Focal lesion of ribs. Observer score variation within the ribs due to focal lesion (arrows) superimposed on diffuse marrow infiltration, shown by (a) axial b900 DW MRI, b axial fat-only Dixon and (c) b900 maximum intensity projection (MIP). Diffuse marrow infiltration results in high diffusion signal throughout ribs (a, c) which conceals superimposed focal lesion (arrow a). Fat only Dixon and MIP facilitate focal lesion differentiation (arrows b, c). Note MIP also demonstrates second focal lesion (dashed arrow c)

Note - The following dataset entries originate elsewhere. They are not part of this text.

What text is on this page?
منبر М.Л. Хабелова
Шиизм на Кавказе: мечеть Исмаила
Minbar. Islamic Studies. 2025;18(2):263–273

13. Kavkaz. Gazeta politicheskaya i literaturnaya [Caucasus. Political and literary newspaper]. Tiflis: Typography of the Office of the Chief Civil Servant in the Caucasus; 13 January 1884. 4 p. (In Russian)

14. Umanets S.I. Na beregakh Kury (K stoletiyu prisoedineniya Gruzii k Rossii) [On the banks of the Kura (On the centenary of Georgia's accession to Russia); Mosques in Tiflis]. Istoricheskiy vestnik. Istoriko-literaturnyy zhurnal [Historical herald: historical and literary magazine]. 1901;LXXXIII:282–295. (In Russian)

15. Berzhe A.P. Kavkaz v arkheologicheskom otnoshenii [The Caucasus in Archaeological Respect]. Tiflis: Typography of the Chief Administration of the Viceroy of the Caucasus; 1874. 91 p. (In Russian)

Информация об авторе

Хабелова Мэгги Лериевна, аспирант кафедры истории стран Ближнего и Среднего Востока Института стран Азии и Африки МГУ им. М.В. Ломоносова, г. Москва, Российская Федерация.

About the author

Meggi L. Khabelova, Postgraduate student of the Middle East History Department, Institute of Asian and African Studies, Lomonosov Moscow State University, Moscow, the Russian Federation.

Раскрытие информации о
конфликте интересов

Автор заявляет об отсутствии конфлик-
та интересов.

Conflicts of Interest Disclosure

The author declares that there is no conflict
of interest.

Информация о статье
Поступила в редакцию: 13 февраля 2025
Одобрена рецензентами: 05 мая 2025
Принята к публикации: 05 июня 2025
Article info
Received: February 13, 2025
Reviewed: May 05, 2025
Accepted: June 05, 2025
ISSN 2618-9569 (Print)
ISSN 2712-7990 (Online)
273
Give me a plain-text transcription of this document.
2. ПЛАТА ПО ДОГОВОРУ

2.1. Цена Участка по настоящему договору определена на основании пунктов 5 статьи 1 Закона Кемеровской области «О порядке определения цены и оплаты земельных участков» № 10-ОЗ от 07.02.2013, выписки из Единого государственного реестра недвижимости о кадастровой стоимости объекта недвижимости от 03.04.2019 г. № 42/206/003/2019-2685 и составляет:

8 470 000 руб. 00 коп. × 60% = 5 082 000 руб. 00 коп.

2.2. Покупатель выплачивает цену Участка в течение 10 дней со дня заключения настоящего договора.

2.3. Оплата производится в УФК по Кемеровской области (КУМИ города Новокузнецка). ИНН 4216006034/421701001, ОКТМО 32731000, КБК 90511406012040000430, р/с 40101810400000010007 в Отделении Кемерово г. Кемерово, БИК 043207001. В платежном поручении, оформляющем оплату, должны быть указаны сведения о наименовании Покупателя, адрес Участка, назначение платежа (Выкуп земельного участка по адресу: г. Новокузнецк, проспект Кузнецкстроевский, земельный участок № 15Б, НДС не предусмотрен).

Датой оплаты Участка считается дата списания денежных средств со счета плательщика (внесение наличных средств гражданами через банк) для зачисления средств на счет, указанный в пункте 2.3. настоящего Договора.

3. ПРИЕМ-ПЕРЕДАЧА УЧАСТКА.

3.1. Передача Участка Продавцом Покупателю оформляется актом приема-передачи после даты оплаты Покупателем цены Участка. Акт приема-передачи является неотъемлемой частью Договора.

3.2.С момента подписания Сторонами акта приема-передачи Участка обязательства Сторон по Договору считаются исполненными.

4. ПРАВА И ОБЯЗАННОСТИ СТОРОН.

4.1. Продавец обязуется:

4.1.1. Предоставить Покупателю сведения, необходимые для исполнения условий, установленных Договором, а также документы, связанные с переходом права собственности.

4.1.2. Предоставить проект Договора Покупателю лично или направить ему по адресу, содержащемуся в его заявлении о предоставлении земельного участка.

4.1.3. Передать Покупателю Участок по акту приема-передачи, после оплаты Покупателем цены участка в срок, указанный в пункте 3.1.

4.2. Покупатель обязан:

Although the mixed cohort of patients with a new diagnosis of myeloma and relapsed myeloma reflects real world application, the imbalance of the classes (45 newly diagnosed and 12 relapsed) negates separate analysis. Background changes in bone marrow post treatment could make assessment more challenging and this has not been explored.

Conclusion

WB MRI has excellent overall inter-observer reliability for the visual assessment of bone disease in symptomatic patients with multiple myeloma at presentation or first relapse. As with all imaging modalities, pitfalls in visual reporting exist and by reporting our own experience we hope to facilitate ongoing improvement to enable effective utilisation of the technique.